The town of Springfield, supposedly founded by a Mexican woman named Donna Josefa Valmesada, was so named for the abundance of springs nearby. Valmesada was known for aiding Americans during the war with Mexico.

The Springfield townsite was laid out around a large central plaza. It is said that it was the only town on the Gold Rush where the first church was built before the first saloon. The town grew to near 2000, with a store, hotel, two churches, school, and post office. Despite also having one saloon, Springfield had a reputation for being clean, orderly, and sober. The Methodist Episcopal Church and a division of the Sons of Temperance probably helped contribute to this image.

During the busiest times, several hundred miners and 150 miners' carts could be seen hauling ore from surrounding mines to the springs at Springfield for washing. Some of these cartloads were reported to have yielded $1000, and in June 1854 a three pound lump of quartz yielded one pound of pure gold. As the gold diminished, however, so did Springfield. Today only one building, a historic marker, and a cemetery mark the site.

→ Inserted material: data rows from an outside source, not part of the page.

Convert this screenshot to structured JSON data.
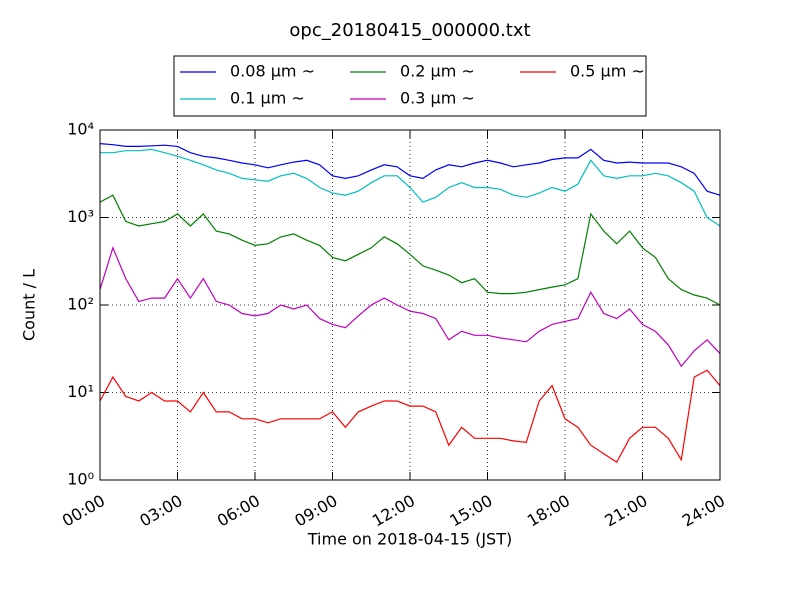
{
  "chart_data": {
    "type": "line",
    "title": "opc_20180415_000000.txt",
    "xlabel": "Time on 2018-04-15 (JST)",
    "ylabel": "Count / L",
    "log_scale": true,
    "grid": true,
    "legend": "top",
    "x": [
      "00:00",
      "00:30",
      "01:00",
      "01:30",
      "02:00",
      "02:30",
      "03:00",
      "03:30",
      "04:00",
      "04:30",
      "05:00",
      "05:30",
      "06:00",
      "06:30",
      "07:00",
      "07:30",
      "08:00",
      "08:30",
      "09:00",
      "09:30",
      "10:00",
      "10:30",
      "11:00",
      "11:30",
      "12:00",
      "12:30",
      "13:00",
      "13:30",
      "14:00",
      "14:30",
      "15:00",
      "15:30",
      "16:00",
      "16:30",
      "17:00",
      "17:30",
      "18:00",
      "18:30",
      "19:00",
      "19:30",
      "20:00",
      "20:30",
      "21:00",
      "21:30",
      "22:00",
      "22:30",
      "23:00",
      "23:30",
      "24:00"
    ],
    "xlim": [
      "00:00",
      "24:00"
    ],
    "xticks": [
      "00:00",
      "03:00",
      "06:00",
      "09:00",
      "12:00",
      "15:00",
      "18:00",
      "21:00",
      "24:00"
    ],
    "ylim": [
      1,
      10000
    ],
    "yticks": [
      {
        "value": 1,
        "label": "10⁰"
      },
      {
        "value": 10,
        "label": "10¹"
      },
      {
        "value": 100,
        "label": "10²"
      },
      {
        "value": 1000,
        "label": "10³"
      },
      {
        "value": 10000,
        "label": "10⁴"
      }
    ],
    "series": [
      {
        "name": "0.08 μm ~",
        "color": "#0000ff",
        "values": [
          7000,
          6800,
          6500,
          6500,
          6600,
          6700,
          6500,
          5500,
          5000,
          4800,
          4500,
          4200,
          4000,
          3700,
          4000,
          4300,
          4500,
          4000,
          3000,
          2800,
          3000,
          3500,
          4000,
          3800,
          3000,
          2800,
          3500,
          4000,
          3800,
          4200,
          4500,
          4200,
          3800,
          4000,
          4200,
          4600,
          4800,
          4800,
          6000,
          4500,
          4200,
          4300,
          4200,
          4200,
          4200,
          3800,
          3200,
          2000,
          1800
        ]
      },
      {
        "name": "0.1 μm ~",
        "color": "#00bfbf",
        "values": [
          5500,
          5500,
          5800,
          5800,
          6000,
          5500,
          5000,
          4500,
          4000,
          3500,
          3200,
          2800,
          2700,
          2600,
          3000,
          3200,
          2800,
          2200,
          1900,
          1800,
          2000,
          2500,
          3000,
          3000,
          2200,
          1500,
          1700,
          2200,
          2500,
          2200,
          2200,
          2100,
          1800,
          1700,
          1900,
          2200,
          2000,
          2400,
          4500,
          3000,
          2800,
          3000,
          3000,
          3200,
          3000,
          2500,
          2000,
          1000,
          800
        ]
      },
      {
        "name": "0.2 μm ~",
        "color": "#008000",
        "values": [
          1500,
          1800,
          900,
          800,
          850,
          900,
          1100,
          800,
          1100,
          700,
          650,
          550,
          480,
          500,
          600,
          650,
          550,
          480,
          350,
          320,
          380,
          450,
          600,
          500,
          380,
          280,
          250,
          220,
          180,
          200,
          140,
          135,
          135,
          140,
          150,
          160,
          170,
          200,
          1100,
          700,
          500,
          700,
          450,
          350,
          200,
          150,
          130,
          120,
          100
        ]
      },
      {
        "name": "0.3 μm ~",
        "color": "#bf00bf",
        "values": [
          150,
          450,
          200,
          110,
          120,
          120,
          200,
          120,
          200,
          110,
          100,
          80,
          75,
          80,
          100,
          90,
          100,
          70,
          60,
          55,
          75,
          100,
          120,
          100,
          85,
          80,
          70,
          40,
          50,
          45,
          45,
          42,
          40,
          38,
          50,
          60,
          65,
          70,
          140,
          80,
          70,
          90,
          60,
          50,
          35,
          20,
          30,
          40,
          28
        ]
      },
      {
        "name": "0.5 μm ~",
        "color": "#ff0000",
        "values": [
          8,
          15,
          9,
          8,
          10,
          8,
          8,
          6,
          10,
          6,
          6,
          5,
          5,
          4.5,
          5,
          5,
          5,
          5,
          6,
          4,
          6,
          7,
          8,
          8,
          7,
          7,
          6,
          2.5,
          4,
          3,
          3,
          3,
          2.8,
          2.7,
          8,
          12,
          5,
          4,
          2.5,
          2,
          1.6,
          3,
          4,
          4,
          3,
          1.7,
          15,
          18,
          12
        ]
      }
    ]
  }
}
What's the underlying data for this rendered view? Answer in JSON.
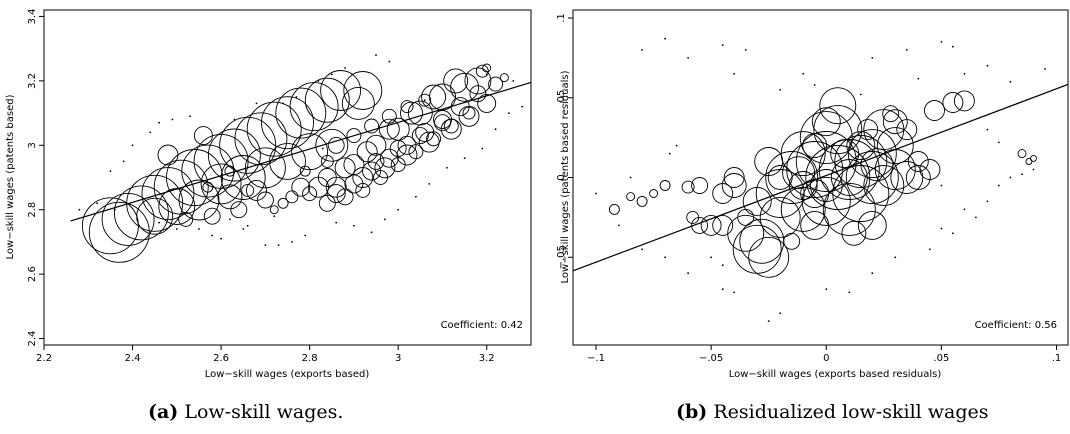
{
  "chart_data": [
    {
      "type": "scatter",
      "panel": "a",
      "caption_tag": "(a)",
      "caption": "Low-skill wages.",
      "xlabel": "Low−skill wages (exports based)",
      "ylabel": "Low−skill wages (patents based)",
      "xlim": [
        2.2,
        3.3
      ],
      "ylim": [
        2.38,
        3.42
      ],
      "xticks": [
        2.2,
        2.4,
        2.6,
        2.8,
        3,
        3.2
      ],
      "xtick_labels": [
        "2.2",
        "2.4",
        "2.6",
        "2.8",
        "3",
        "3.2"
      ],
      "yticks": [
        2.4,
        2.6,
        2.8,
        3,
        3.2,
        3.4
      ],
      "ytick_labels": [
        "2.4",
        "2.6",
        "2.8",
        "3",
        "3.2",
        "3.4"
      ],
      "annotation": "Coefficient: 0.42",
      "fit_line": {
        "x": [
          2.26,
          3.3
        ],
        "y": [
          2.765,
          3.195
        ]
      },
      "grid": false,
      "marker": "hollow circles sized by weight",
      "points": [
        [
          2.37,
          2.73,
          30
        ],
        [
          2.35,
          2.75,
          28
        ],
        [
          2.39,
          2.77,
          26
        ],
        [
          2.42,
          2.79,
          27
        ],
        [
          2.45,
          2.82,
          28
        ],
        [
          2.48,
          2.85,
          26
        ],
        [
          2.51,
          2.87,
          27
        ],
        [
          2.54,
          2.9,
          28
        ],
        [
          2.57,
          2.92,
          26
        ],
        [
          2.6,
          2.95,
          27
        ],
        [
          2.63,
          2.97,
          26
        ],
        [
          2.66,
          3.0,
          28
        ],
        [
          2.69,
          3.02,
          26
        ],
        [
          2.72,
          3.05,
          27
        ],
        [
          2.75,
          3.07,
          26
        ],
        [
          2.78,
          3.1,
          25
        ],
        [
          2.81,
          3.12,
          24
        ],
        [
          2.84,
          3.14,
          22
        ],
        [
          2.87,
          3.17,
          20
        ],
        [
          2.92,
          3.17,
          19
        ],
        [
          2.91,
          3.13,
          16
        ],
        [
          2.6,
          2.88,
          20
        ],
        [
          2.65,
          2.9,
          22
        ],
        [
          2.7,
          2.93,
          20
        ],
        [
          2.55,
          2.83,
          20
        ],
        [
          2.5,
          2.81,
          18
        ],
        [
          2.45,
          2.78,
          18
        ],
        [
          2.75,
          2.95,
          18
        ],
        [
          2.8,
          2.98,
          18
        ],
        [
          2.85,
          3.0,
          16
        ],
        [
          2.48,
          2.97,
          10
        ],
        [
          2.56,
          3.03,
          9
        ],
        [
          2.62,
          2.84,
          12
        ],
        [
          2.68,
          2.86,
          10
        ],
        [
          2.58,
          2.78,
          8
        ],
        [
          2.64,
          2.8,
          8
        ],
        [
          2.52,
          2.77,
          7
        ],
        [
          2.7,
          2.83,
          8
        ],
        [
          2.78,
          2.87,
          9
        ],
        [
          2.9,
          2.94,
          10
        ],
        [
          2.95,
          3.0,
          10
        ],
        [
          3.0,
          3.05,
          11
        ],
        [
          3.05,
          3.1,
          12
        ],
        [
          3.1,
          3.15,
          13
        ],
        [
          3.15,
          3.18,
          14
        ],
        [
          3.18,
          3.2,
          13
        ],
        [
          3.13,
          3.2,
          12
        ],
        [
          3.08,
          3.15,
          12
        ],
        [
          3.03,
          3.1,
          11
        ],
        [
          2.98,
          3.05,
          10
        ],
        [
          2.93,
          2.98,
          10
        ],
        [
          2.88,
          2.93,
          10
        ],
        [
          2.84,
          2.9,
          9
        ],
        [
          2.82,
          2.87,
          10
        ],
        [
          2.86,
          2.85,
          9
        ],
        [
          2.9,
          2.88,
          9
        ],
        [
          2.94,
          2.92,
          9
        ],
        [
          2.98,
          2.96,
          9
        ],
        [
          3.02,
          3.0,
          9
        ],
        [
          3.06,
          3.04,
          9
        ],
        [
          3.1,
          3.08,
          9
        ],
        [
          3.14,
          3.12,
          9
        ],
        [
          3.18,
          3.16,
          8
        ],
        [
          3.22,
          3.19,
          7
        ],
        [
          2.84,
          2.82,
          8
        ],
        [
          2.88,
          2.84,
          8
        ],
        [
          2.92,
          2.86,
          7
        ],
        [
          2.96,
          2.9,
          7
        ],
        [
          3.0,
          2.94,
          7
        ],
        [
          3.04,
          2.98,
          7
        ],
        [
          3.08,
          3.02,
          7
        ],
        [
          3.12,
          3.06,
          7
        ],
        [
          3.16,
          3.1,
          6
        ],
        [
          2.86,
          3.0,
          8
        ],
        [
          2.9,
          3.03,
          7
        ],
        [
          2.94,
          3.06,
          7
        ],
        [
          2.98,
          3.09,
          7
        ],
        [
          3.02,
          3.12,
          6
        ],
        [
          3.06,
          3.14,
          6
        ],
        [
          2.95,
          2.95,
          8
        ],
        [
          3.0,
          2.99,
          8
        ],
        [
          3.05,
          3.03,
          8
        ],
        [
          3.1,
          3.07,
          8
        ],
        [
          2.8,
          2.85,
          7
        ],
        [
          2.76,
          2.84,
          6
        ],
        [
          2.74,
          2.82,
          5
        ],
        [
          2.72,
          2.8,
          4
        ],
        [
          2.84,
          2.95,
          6
        ],
        [
          2.79,
          2.92,
          5
        ],
        [
          3.19,
          3.23,
          6
        ],
        [
          3.24,
          3.21,
          4
        ],
        [
          3.2,
          3.24,
          4
        ],
        [
          2.66,
          2.86,
          6
        ],
        [
          2.62,
          2.92,
          5
        ],
        [
          2.57,
          2.87,
          5
        ],
        [
          2.86,
          2.87,
          10
        ],
        [
          2.92,
          2.9,
          10
        ],
        [
          2.97,
          2.93,
          10
        ],
        [
          3.02,
          2.97,
          10
        ],
        [
          3.07,
          3.01,
          10
        ],
        [
          3.12,
          3.05,
          10
        ],
        [
          3.16,
          3.09,
          10
        ],
        [
          3.2,
          3.13,
          9
        ]
      ],
      "dots": [
        [
          2.28,
          2.8
        ],
        [
          2.32,
          2.82
        ],
        [
          2.35,
          2.92
        ],
        [
          2.38,
          2.95
        ],
        [
          2.4,
          3.0
        ],
        [
          2.44,
          3.04
        ],
        [
          2.46,
          3.07
        ],
        [
          2.49,
          3.08
        ],
        [
          2.53,
          3.09
        ],
        [
          2.55,
          2.74
        ],
        [
          2.58,
          2.72
        ],
        [
          2.6,
          2.71
        ],
        [
          2.65,
          2.74
        ],
        [
          2.7,
          2.69
        ],
        [
          2.73,
          2.69
        ],
        [
          2.76,
          2.7
        ],
        [
          2.79,
          2.72
        ],
        [
          2.72,
          2.78
        ],
        [
          2.73,
          2.9
        ],
        [
          2.74,
          3.13
        ],
        [
          2.77,
          3.15
        ],
        [
          2.82,
          3.2
        ],
        [
          2.85,
          3.22
        ],
        [
          2.88,
          3.24
        ],
        [
          2.95,
          3.28
        ],
        [
          2.98,
          3.26
        ],
        [
          2.86,
          2.76
        ],
        [
          2.9,
          2.75
        ],
        [
          2.94,
          2.73
        ],
        [
          2.97,
          2.77
        ],
        [
          3.0,
          2.8
        ],
        [
          3.04,
          2.84
        ],
        [
          3.07,
          2.88
        ],
        [
          3.11,
          2.93
        ],
        [
          3.15,
          2.96
        ],
        [
          3.19,
          2.99
        ],
        [
          3.22,
          3.05
        ],
        [
          3.25,
          3.1
        ],
        [
          3.28,
          3.12
        ],
        [
          3.26,
          3.2
        ],
        [
          3.06,
          3.14
        ],
        [
          3.2,
          3.22
        ],
        [
          2.62,
          2.77
        ],
        [
          2.66,
          2.75
        ],
        [
          2.5,
          2.74
        ],
        [
          2.46,
          2.76
        ],
        [
          2.78,
          3.03
        ],
        [
          2.83,
          2.99
        ],
        [
          2.63,
          3.08
        ],
        [
          2.68,
          3.13
        ],
        [
          2.41,
          2.77
        ],
        [
          2.36,
          2.8
        ]
      ]
    },
    {
      "type": "scatter",
      "panel": "b",
      "caption_tag": "(b)",
      "caption": "Residualized low-skill wages",
      "xlabel": "Low−skill wages (exports based residuals)",
      "ylabel": "Low−skill wages (patents based residuals)",
      "xlim": [
        -0.11,
        0.105
      ],
      "ylim": [
        -0.105,
        0.105
      ],
      "xticks": [
        -0.1,
        -0.05,
        0,
        0.05,
        0.1
      ],
      "xtick_labels": [
        "−.1",
        "−.05",
        "0",
        ".05",
        ".1"
      ],
      "yticks": [
        -0.05,
        0,
        0.05,
        0.1
      ],
      "ytick_labels": [
        "−.05",
        "0",
        ".05",
        ".1"
      ],
      "annotation": "Coefficient: 0.56",
      "fit_line": {
        "x": [
          -0.11,
          0.105
        ],
        "y": [
          -0.0585,
          0.0583
        ]
      },
      "grid": false,
      "marker": "hollow circles sized by weight",
      "points": [
        [
          -0.03,
          -0.045,
          24
        ],
        [
          -0.028,
          -0.04,
          22
        ],
        [
          -0.025,
          -0.05,
          20
        ],
        [
          -0.035,
          -0.035,
          18
        ],
        [
          -0.02,
          -0.025,
          20
        ],
        [
          -0.01,
          -0.02,
          22
        ],
        [
          0.0,
          -0.015,
          24
        ],
        [
          0.01,
          -0.02,
          26
        ],
        [
          0.015,
          -0.01,
          28
        ],
        [
          0.02,
          0.0,
          26
        ],
        [
          0.0,
          0.01,
          30
        ],
        [
          -0.005,
          0.005,
          28
        ],
        [
          0.005,
          0.0,
          32
        ],
        [
          0.01,
          0.005,
          30
        ],
        [
          0.015,
          0.01,
          26
        ],
        [
          0.02,
          0.015,
          24
        ],
        [
          0.0,
          0.025,
          26
        ],
        [
          0.005,
          0.03,
          24
        ],
        [
          0.025,
          0.03,
          20
        ],
        [
          0.03,
          0.02,
          18
        ],
        [
          -0.01,
          0.015,
          22
        ],
        [
          -0.015,
          0.0,
          26
        ],
        [
          -0.02,
          -0.01,
          24
        ],
        [
          0.03,
          0.005,
          20
        ],
        [
          0.035,
          0.0,
          16
        ],
        [
          0.025,
          -0.005,
          20
        ],
        [
          0.02,
          -0.03,
          14
        ],
        [
          0.012,
          -0.035,
          12
        ],
        [
          -0.005,
          -0.03,
          14
        ],
        [
          -0.03,
          -0.015,
          14
        ],
        [
          -0.04,
          -0.005,
          12
        ],
        [
          -0.045,
          -0.01,
          10
        ],
        [
          -0.04,
          0.0,
          10
        ],
        [
          -0.045,
          -0.03,
          10
        ],
        [
          -0.05,
          -0.03,
          10
        ],
        [
          -0.025,
          0.01,
          14
        ],
        [
          0.0,
          0.035,
          14
        ],
        [
          0.005,
          0.045,
          18
        ],
        [
          0.04,
          0.0,
          12
        ],
        [
          0.045,
          0.005,
          10
        ],
        [
          0.03,
          0.035,
          12
        ],
        [
          0.035,
          0.03,
          10
        ],
        [
          0.047,
          0.042,
          10
        ],
        [
          0.055,
          0.047,
          10
        ],
        [
          0.06,
          0.048,
          10
        ],
        [
          0.01,
          0.0,
          18
        ],
        [
          0.0,
          -0.005,
          16
        ],
        [
          -0.005,
          -0.01,
          14
        ],
        [
          0.015,
          0.02,
          14
        ],
        [
          -0.01,
          -0.005,
          14
        ],
        [
          -0.02,
          0.0,
          12
        ],
        [
          0.04,
          0.01,
          10
        ],
        [
          -0.015,
          -0.04,
          8
        ],
        [
          -0.035,
          -0.025,
          8
        ],
        [
          -0.055,
          -0.005,
          8
        ],
        [
          -0.06,
          -0.006,
          6
        ],
        [
          -0.07,
          -0.005,
          5
        ],
        [
          -0.075,
          -0.01,
          4
        ],
        [
          -0.08,
          -0.015,
          5
        ],
        [
          -0.085,
          -0.012,
          4
        ],
        [
          -0.092,
          -0.02,
          5
        ],
        [
          -0.055,
          -0.03,
          8
        ],
        [
          -0.058,
          -0.025,
          6
        ],
        [
          0.085,
          0.015,
          4
        ],
        [
          0.09,
          0.012,
          3
        ],
        [
          0.088,
          0.01,
          3
        ],
        [
          0.028,
          0.04,
          8
        ],
        [
          0.018,
          0.03,
          10
        ],
        [
          -0.005,
          0.02,
          12
        ],
        [
          0.008,
          0.015,
          14
        ],
        [
          -0.012,
          0.003,
          16
        ],
        [
          0.022,
          0.008,
          16
        ]
      ],
      "dots": [
        [
          -0.08,
          0.08
        ],
        [
          -0.07,
          0.087
        ],
        [
          -0.06,
          0.075
        ],
        [
          -0.04,
          0.065
        ],
        [
          -0.045,
          0.083
        ],
        [
          -0.035,
          0.08
        ],
        [
          -0.01,
          0.065
        ],
        [
          0.02,
          0.075
        ],
        [
          0.035,
          0.08
        ],
        [
          0.05,
          0.085
        ],
        [
          0.055,
          0.082
        ],
        [
          0.06,
          0.065
        ],
        [
          0.07,
          0.07
        ],
        [
          0.08,
          0.06
        ],
        [
          0.095,
          0.068
        ],
        [
          -0.1,
          -0.01
        ],
        [
          -0.09,
          -0.03
        ],
        [
          -0.085,
          0.0
        ],
        [
          -0.08,
          -0.045
        ],
        [
          -0.07,
          -0.05
        ],
        [
          -0.06,
          -0.06
        ],
        [
          -0.045,
          -0.07
        ],
        [
          -0.04,
          -0.072
        ],
        [
          -0.02,
          -0.085
        ],
        [
          -0.025,
          -0.09
        ],
        [
          0.0,
          -0.07
        ],
        [
          0.01,
          -0.072
        ],
        [
          0.02,
          -0.06
        ],
        [
          0.03,
          -0.05
        ],
        [
          0.045,
          -0.045
        ],
        [
          0.05,
          -0.032
        ],
        [
          0.055,
          -0.035
        ],
        [
          0.06,
          -0.02
        ],
        [
          0.065,
          -0.025
        ],
        [
          0.07,
          -0.015
        ],
        [
          0.075,
          -0.005
        ],
        [
          0.08,
          0.0
        ],
        [
          0.085,
          0.002
        ],
        [
          0.09,
          0.005
        ],
        [
          0.07,
          0.03
        ],
        [
          0.075,
          0.022
        ],
        [
          -0.02,
          0.055
        ],
        [
          -0.005,
          0.058
        ],
        [
          0.015,
          0.052
        ],
        [
          0.04,
          0.062
        ],
        [
          -0.065,
          0.02
        ],
        [
          -0.068,
          0.015
        ],
        [
          -0.05,
          -0.05
        ],
        [
          -0.045,
          -0.055
        ],
        [
          0.05,
          -0.005
        ]
      ]
    }
  ]
}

The Armory Building is the only building remaining in Springfield. It was built in 1854 to replace an earlier wooden structure destroyed by fire. Originally two stories, the bottom floor served as the Methodist Church and the upper floor was used for various groups' meetings. During the Civil War, the Methodists moved and this building was used as the armory. It was later used as a school, during which point a now-collapsed wooden kitchen was probably added. It's not known when the second floor was removed.